С магией точно такая же история. Тот, кто хоть раз почувствовал себя причастным, вряд ли найдет в себе силы отказаться. А последствия… ну вот все знают о последствиях курения. И что, многих ли это заставило бросить курить?

"Вот и не ломай себе голову, — посоветовала Хайша. — И вообще сейчас ты связан контрактом. Причинять убытки клиенту аморально. Вот выполнишь его условия, получишь гонорар и спокойно расскажешь Ивору об этой фабрике".
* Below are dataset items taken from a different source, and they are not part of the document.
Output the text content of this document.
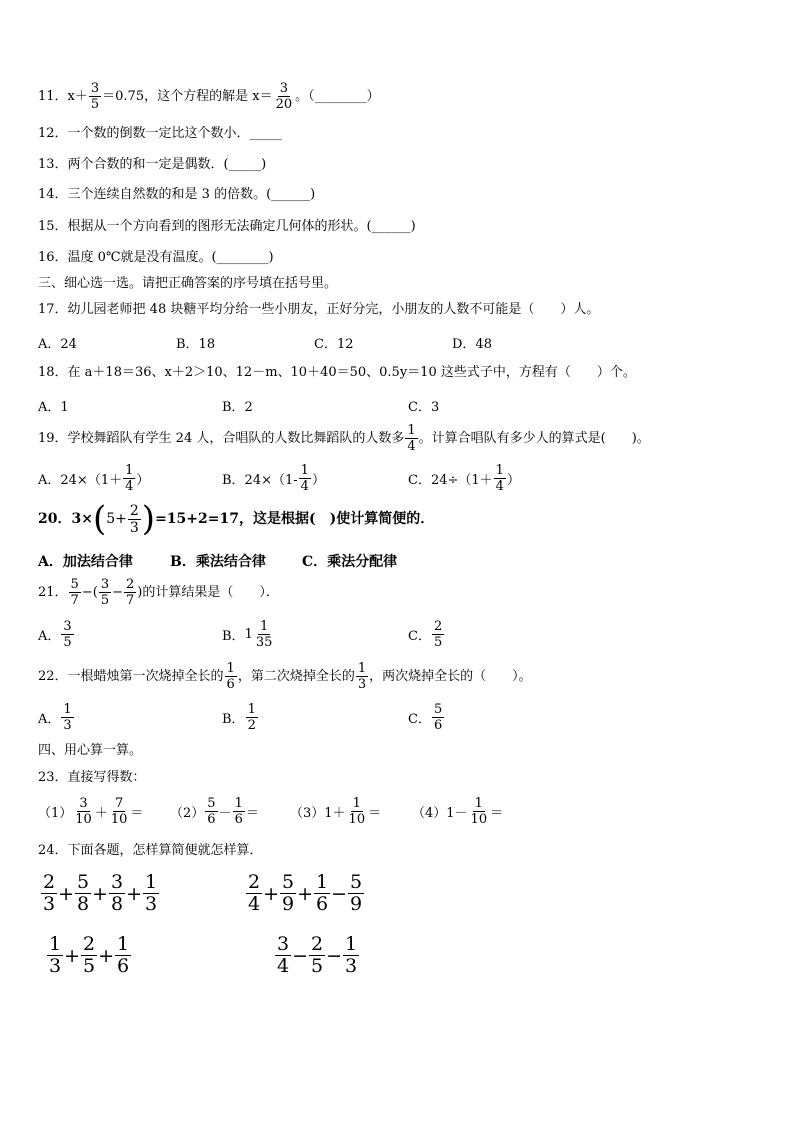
11．$x+ \frac{3}{5} =0.75$，这个方程的解是 $x= \frac{3}{20}$ 。（________）
12．一个数的倒数一定比这个数小．_____
13．两个合数的和一定是偶数．(_____)
14．三个连续自然数的和是 3 的倍数。(______)
15．根据从一个方向看到的图形无法确定几何体的形状。(______)
16．温度 0℃就是没有温度。(________)
三、细心选一选。请把正确答案的序号填在括号里。
17．幼儿园老师把 48 块糖平均分给一些小朋友，正好分完，小朋友的人数不可能是（　　）人。
A．24	B．18	C．12	D．48
18．在 a＋18＝36、x＋2＞10、12－m、10＋40＝50、0.5y＝10 这些式子中，方程有（　　）个。
A．1	B．2	C．3
19．学校舞蹈队有学生 24 人，合唱队的人数比舞蹈队的人数多 $\frac{1}{4}$ 。计算合唱队有多少人的算式是(　　)。
A．$24\times(1+ \frac{1}{4}$ ）	B．$24\times(1- \frac{1}{4}$ ）	C．$24\div(1+ \frac{1}{4}$ ）
20．3× ( $5+ \frac{2}{3}$ ) =15+2=17，这是根据(　)使计算简便的．
A．加法结合律	B．乘法结合律	C．乘法分配律
21． $\frac{5}{7}$ − ( $\frac{3}{5} - \frac{2}{7}$ ) 的计算结果是（　　）．
A． $\frac{3}{5}$	B． $1 \frac{1}{35}$	C． $\frac{2}{5}$
22．一根蜡烛第一次烧掉全长的 $\frac{1}{6}$ ，第二次烧掉全长的 $\frac{1}{3}$ ，两次烧掉全长的（　　）。
A． $\frac{1}{3}$	B． $\frac{1}{2}$	C． $\frac{5}{6}$
四、用心算一算。
23．直接写得数：
$(1) \frac{3}{10} + \frac{7}{10} = (2) \frac{5}{6} - \frac{1}{6} = (3)1+ \frac{1}{10} = (4)1- \frac{1}{10}$ ＝
24．下面各题，怎样算简便就怎样算．
$\frac{2}{3} + \frac{5}{8} + \frac{3}{8} + \frac{1}{3}$	$\frac{2}{4} + \frac{5}{9} + \frac{1}{6} - \frac{5}{9}$
$\frac{1}{3} + \frac{2}{5} + \frac{1}{6}$	$\frac{3}{4} - \frac{2}{5} - \frac{1}{3}$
"Знаешь, я иногда просто фигею с твоих представлений о морали!"

"На самом деле, они очень простые и логичные…"

Но голем уже затормозил у дверей особняка, так что Хайша не успела просветить меня относительно своих взглядов на мораль. Чему я был даже рад.

Из-за пробок добирались мы почти час и в доме нас встретили не только Рысь и новая смена охранников-троллей, но и Алекс. Сегодня от нашего агентства дежурить ночью предстояло моему напарнику. Аманий кивнул ему, довольно сухо попрощался со мной и скрылся в личных покоях.

— Что это с ним?

— Не обращай внимания, — ответил я Алексу. — Наверное, устал. У нас был напряженный день.

— Да уж знаю! Оттягивались в "Лемурии"! Мне бы такой "напряженный день"!

— С удовольствием бы поменялся, если бы знал. Кстати, тебе привет от Агаты.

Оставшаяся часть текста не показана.